Another of the protagonists of the Bilbao art gallery will be the sculptors Giovanni Anselmo y June Crespothe painter Martha Jungwirth, the dutch duo Metaheven and his work chaos theory; and abstract art, through the works of the British Anthony McCall and the Swedish pioneer Hilma of Klint. In addition to Yoshitomo Nara, To whom he will dedicate an exhibition that will cover his entire career, from his first titles created in Japan in the eighties, in which recurring elements of his private history appear, such as the house and his first characteristic children’s figures.

The ‘la Caixa’ Foundation, which in 2026 will launch the ArtStudio CaixaForum, a space with which it will bring together and energize the 1,069 works by 445 artists that are part of the institution’s Art Collection; will exhibit at its different venues Art and nature, The science of Pixar y Dinosaurs of Patagoniaan immersion in the paleontological work that entails reading the secrets of the rocks.

The Lázaro Galdiano Museum in Madrid will dedicate samples to the multidisciplinary artist Marina Núñez, Pablo Picasso through the rugs with which more than 250 artists paid tribute to him in 1972 and Rogelio López Cuenca. On the occasion of the ‘Ramón y Cajal Year’, PhotoESPAÑA will propose a contemporary reinterpretation of the visual legacy of the Nobel Prize in Medicine through the works of four invited artists.

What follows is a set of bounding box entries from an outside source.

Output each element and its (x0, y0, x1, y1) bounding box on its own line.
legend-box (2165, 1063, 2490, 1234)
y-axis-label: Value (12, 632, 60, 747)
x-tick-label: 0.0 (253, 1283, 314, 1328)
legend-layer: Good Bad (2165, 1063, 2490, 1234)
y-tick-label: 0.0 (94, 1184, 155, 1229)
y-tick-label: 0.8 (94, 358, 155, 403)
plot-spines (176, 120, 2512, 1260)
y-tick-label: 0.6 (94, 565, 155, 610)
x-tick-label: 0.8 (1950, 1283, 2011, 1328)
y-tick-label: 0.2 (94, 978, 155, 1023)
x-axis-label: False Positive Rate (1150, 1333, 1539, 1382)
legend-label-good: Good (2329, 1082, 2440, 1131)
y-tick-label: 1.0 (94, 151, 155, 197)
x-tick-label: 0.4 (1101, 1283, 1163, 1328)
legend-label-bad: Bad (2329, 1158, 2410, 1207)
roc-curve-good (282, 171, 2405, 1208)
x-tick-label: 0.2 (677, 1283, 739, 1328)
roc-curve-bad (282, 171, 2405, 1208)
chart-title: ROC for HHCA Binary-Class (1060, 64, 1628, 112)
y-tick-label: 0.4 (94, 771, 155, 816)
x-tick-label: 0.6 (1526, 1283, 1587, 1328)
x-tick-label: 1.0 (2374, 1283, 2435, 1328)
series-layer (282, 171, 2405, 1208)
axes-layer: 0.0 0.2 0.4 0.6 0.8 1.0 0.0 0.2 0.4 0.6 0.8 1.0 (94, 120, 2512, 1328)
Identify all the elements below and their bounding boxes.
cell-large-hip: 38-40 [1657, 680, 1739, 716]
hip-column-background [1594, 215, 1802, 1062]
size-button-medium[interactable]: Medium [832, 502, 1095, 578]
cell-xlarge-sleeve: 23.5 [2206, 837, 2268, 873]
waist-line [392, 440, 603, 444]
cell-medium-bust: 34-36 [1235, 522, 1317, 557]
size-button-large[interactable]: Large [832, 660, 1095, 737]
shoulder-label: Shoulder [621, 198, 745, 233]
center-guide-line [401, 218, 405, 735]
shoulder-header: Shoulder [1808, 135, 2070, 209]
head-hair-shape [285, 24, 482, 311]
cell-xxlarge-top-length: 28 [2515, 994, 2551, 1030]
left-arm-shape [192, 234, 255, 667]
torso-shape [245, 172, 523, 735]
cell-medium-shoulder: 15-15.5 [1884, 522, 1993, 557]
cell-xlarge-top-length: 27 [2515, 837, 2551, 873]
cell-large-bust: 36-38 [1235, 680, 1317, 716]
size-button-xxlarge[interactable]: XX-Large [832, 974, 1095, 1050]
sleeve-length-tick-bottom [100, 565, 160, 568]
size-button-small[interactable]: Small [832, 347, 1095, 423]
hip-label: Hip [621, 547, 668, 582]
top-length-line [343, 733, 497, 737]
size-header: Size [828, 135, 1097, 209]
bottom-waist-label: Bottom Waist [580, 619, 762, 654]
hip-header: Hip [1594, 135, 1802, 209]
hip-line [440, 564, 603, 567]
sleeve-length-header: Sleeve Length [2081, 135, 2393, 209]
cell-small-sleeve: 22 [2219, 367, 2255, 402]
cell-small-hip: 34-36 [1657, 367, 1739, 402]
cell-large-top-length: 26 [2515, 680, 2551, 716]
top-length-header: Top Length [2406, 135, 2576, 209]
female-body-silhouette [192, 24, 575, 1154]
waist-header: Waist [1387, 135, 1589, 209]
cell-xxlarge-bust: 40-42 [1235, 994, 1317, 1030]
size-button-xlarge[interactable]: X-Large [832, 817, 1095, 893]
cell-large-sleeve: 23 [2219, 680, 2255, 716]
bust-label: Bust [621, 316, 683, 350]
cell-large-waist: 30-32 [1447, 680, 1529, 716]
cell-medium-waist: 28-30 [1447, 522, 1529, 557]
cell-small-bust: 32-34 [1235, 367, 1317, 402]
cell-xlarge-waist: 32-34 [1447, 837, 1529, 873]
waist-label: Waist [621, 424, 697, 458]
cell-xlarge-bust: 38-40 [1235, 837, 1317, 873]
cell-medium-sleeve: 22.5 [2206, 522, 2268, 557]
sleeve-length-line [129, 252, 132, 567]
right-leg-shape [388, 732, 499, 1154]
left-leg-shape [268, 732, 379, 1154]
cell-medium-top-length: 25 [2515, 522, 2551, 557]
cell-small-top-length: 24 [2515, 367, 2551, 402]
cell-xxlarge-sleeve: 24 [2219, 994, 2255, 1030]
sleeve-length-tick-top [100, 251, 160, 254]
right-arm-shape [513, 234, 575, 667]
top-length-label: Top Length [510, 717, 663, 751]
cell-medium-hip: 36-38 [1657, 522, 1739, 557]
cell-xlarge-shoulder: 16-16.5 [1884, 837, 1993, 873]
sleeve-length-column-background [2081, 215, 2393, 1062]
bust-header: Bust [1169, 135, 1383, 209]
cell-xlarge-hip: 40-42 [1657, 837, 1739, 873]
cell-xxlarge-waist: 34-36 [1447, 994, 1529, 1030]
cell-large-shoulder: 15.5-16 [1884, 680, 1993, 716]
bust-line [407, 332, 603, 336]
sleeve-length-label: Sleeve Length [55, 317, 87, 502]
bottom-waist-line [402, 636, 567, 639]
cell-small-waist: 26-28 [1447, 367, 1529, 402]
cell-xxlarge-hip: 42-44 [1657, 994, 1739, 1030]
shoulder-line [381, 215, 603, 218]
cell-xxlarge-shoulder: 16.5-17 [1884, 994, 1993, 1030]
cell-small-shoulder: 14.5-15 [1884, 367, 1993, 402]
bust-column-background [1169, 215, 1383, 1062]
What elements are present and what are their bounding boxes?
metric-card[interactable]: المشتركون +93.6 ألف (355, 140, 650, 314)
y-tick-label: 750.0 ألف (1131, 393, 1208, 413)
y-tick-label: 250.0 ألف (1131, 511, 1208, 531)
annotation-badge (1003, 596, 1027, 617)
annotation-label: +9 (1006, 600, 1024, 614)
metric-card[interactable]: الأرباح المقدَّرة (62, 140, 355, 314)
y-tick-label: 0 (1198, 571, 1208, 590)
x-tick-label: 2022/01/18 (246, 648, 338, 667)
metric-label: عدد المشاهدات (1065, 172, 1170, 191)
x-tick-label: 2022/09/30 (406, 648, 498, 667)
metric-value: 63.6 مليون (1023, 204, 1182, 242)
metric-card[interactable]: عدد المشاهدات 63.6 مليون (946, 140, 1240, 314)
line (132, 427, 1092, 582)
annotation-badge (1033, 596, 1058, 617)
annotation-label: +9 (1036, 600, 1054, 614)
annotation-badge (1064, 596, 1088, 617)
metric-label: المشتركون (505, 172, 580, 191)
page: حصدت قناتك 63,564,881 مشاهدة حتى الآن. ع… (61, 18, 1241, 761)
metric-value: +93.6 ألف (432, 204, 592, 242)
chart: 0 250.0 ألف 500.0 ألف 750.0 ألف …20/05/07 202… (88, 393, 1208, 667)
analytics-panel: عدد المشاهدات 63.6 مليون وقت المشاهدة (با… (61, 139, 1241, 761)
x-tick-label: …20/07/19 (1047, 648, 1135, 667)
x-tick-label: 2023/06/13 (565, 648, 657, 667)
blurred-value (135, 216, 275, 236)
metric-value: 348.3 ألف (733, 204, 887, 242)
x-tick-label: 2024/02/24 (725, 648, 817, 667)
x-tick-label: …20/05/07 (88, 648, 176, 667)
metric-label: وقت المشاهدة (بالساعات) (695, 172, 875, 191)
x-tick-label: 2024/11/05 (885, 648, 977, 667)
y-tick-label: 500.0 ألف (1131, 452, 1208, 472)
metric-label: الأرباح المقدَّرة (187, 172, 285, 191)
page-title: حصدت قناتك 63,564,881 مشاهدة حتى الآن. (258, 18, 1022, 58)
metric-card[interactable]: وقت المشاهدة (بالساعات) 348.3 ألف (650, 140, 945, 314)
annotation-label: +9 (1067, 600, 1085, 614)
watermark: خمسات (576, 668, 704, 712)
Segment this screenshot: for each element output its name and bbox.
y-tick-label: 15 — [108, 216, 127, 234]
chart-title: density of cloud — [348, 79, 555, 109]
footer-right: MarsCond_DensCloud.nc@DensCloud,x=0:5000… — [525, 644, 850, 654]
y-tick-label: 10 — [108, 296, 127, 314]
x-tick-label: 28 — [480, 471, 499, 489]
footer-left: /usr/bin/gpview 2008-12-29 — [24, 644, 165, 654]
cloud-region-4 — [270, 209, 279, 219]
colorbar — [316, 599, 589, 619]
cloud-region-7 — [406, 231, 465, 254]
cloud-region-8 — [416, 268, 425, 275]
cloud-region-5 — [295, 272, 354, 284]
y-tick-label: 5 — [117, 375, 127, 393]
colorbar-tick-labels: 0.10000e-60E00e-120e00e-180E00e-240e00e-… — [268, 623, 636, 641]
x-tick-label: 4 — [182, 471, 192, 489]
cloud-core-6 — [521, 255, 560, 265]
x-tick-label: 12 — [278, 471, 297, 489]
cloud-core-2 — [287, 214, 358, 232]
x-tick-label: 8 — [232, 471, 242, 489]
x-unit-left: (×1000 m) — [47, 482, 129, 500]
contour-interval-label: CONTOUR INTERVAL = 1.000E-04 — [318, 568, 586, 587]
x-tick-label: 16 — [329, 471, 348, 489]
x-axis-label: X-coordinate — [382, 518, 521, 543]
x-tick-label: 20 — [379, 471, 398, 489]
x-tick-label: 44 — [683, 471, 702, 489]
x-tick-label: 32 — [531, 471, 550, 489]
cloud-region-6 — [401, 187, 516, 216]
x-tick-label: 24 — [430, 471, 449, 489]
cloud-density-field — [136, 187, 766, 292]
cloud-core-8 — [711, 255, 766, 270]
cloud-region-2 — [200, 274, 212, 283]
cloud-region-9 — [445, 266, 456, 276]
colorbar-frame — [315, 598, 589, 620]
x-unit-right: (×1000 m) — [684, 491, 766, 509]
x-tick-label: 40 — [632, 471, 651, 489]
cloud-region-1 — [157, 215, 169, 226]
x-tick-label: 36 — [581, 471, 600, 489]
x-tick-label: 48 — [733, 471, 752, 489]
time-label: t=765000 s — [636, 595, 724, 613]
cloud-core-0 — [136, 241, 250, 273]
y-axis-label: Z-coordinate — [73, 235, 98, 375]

popular y Photography in the middle They are the two exhibitions that will take over the beginning of the IVAM year in Valencia; while the Juan March Foundation in Madrid, which continues to house Before Americawill open in April The most beautiful small museum in the worldabout the Museum of Spanish Abstract Art that was created by Fernando Zóbel in the 15th century Hanging Houses in Cuenca in 1966. In it he granted a space of freedom independent of the political regime that reaffirmed an entire generation of painters and sculptors.

Beyond our borders

Outside of Spain, the National Gallery in London will celebrate its 200th anniversary with an exhibition on Vincent Van Gogh. In spring, the Musée d’Orsay will commemorate the 150th anniversary of the first impressionist exhibition with Paris 1873. Inventing impressionism.

In addition, in Italy there will be exhibitions on Pablo Picasso in Milan and Joan Miró in Catania; in Belgium the traveling exhibition IMTime.newsNE will offer an immersion in surrealism and the Rijksmuseum in Amsterdam will host a retrospective of the painter Frans Hals. The Metropolitan Museum of New York, for its part, will dedicate exhibitions to Cycladic art, Renaissance portraits, Indian painting and Harlem art. The Jumez of Mexico will present the work of the British Damien Hirst and the São Paulo Art Museum Francis Bacon.